Les trois messes basses – V

– L’abbé va trop vite… On ne peut pas suivre, murmure la vieille douairière en agitant sa coiffe avec égarement. Maitre Arnoton, ses grandes lunettes d’acier sur le nez, cherche dans son paroissien où diantre on peut bien en être. Mais au fond, tous ces braves gens, qui eux aussi pensent à réveillonner ne sont pas fâches que la messe aille ce train de poste; et quand dom Balaguère, la figure rayonnante, se tourne vers l’assistance en criant de toutes ses forces: Ite, missa est, il n’y a qu’une voix dans la chapelle pour lui répondre un Deo gratias si joyeux, si entrainant, qu’on se croirait déjà à table au premier toast du réveillon.
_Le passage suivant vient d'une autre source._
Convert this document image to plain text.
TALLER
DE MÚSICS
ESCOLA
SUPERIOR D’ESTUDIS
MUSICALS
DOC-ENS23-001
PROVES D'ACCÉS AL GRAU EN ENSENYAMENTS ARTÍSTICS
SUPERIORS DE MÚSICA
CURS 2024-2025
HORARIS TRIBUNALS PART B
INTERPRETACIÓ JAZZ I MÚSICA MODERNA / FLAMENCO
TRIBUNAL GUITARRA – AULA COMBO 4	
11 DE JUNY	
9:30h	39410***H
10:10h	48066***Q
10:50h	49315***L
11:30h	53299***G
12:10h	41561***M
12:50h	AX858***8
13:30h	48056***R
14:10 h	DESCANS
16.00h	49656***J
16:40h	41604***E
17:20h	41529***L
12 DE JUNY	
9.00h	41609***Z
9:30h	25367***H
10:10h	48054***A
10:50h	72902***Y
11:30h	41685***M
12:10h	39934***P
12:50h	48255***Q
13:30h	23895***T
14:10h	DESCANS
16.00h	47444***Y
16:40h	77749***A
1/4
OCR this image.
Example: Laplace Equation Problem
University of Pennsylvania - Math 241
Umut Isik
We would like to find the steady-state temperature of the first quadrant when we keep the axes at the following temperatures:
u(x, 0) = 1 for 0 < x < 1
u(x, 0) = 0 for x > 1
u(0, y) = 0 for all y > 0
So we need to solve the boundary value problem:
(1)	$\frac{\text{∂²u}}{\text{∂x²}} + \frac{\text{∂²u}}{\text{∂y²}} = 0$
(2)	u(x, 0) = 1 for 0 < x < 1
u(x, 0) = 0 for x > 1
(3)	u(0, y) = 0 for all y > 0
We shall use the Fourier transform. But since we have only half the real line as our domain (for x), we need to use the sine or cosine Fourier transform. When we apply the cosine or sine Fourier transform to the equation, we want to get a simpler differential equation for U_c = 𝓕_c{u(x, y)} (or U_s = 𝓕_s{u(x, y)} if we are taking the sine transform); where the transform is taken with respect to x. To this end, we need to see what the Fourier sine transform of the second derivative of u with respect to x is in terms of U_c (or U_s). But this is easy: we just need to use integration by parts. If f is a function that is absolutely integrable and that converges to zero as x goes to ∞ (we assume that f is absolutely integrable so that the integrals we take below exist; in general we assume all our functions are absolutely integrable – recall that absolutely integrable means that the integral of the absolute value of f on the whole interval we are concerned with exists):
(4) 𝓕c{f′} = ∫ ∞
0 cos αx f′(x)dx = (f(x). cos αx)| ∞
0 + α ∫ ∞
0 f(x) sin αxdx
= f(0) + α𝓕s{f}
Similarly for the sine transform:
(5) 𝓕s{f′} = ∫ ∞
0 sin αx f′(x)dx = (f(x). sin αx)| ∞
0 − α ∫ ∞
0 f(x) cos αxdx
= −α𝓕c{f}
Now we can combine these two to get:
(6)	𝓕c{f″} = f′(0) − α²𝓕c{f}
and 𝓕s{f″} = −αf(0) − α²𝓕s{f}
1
Cinq minutes après, la foule des seigneurs s’asseyait dans la grande salle, le chapelain au milieu d’eux. Le château, illuminé de haut en bas, retentissait de chants, de cris, de rires, de rumeurs; et le vénérable dom Balaguère plantait sa fourchette dans une aile de gelinotte, noyant le remords de son péché sous des flots de vin du Pape et de bons jus de viandes. Tant il but et mangea, le pauvre saint homme, qu’il mourut dans la nuit d’une terrible attaque, sans avoir eu seulement le temps de se repentir; puis, au matin, il arriva dans le ciel encore tout en rumeur des fêtes de la nuit, et je vous laisse à penser comme il y fut reçu.

– Retire-toi de mes yeux, mauvais chrétien! lui dit le souverain Juge, notre maitre à tous. Ta faute est assez grande pour effacer toute une vie de vertu… Ah! tu m’as volé une messe de nuit… Eh bien, tu m’en payeras trois cents en place, et tu n’entreras en paradis que quand tu auras célébré dans ta propre chapelle ces trois cents messes de Noël en présence de tous ceux qui ont péché par ta faute et avec toi…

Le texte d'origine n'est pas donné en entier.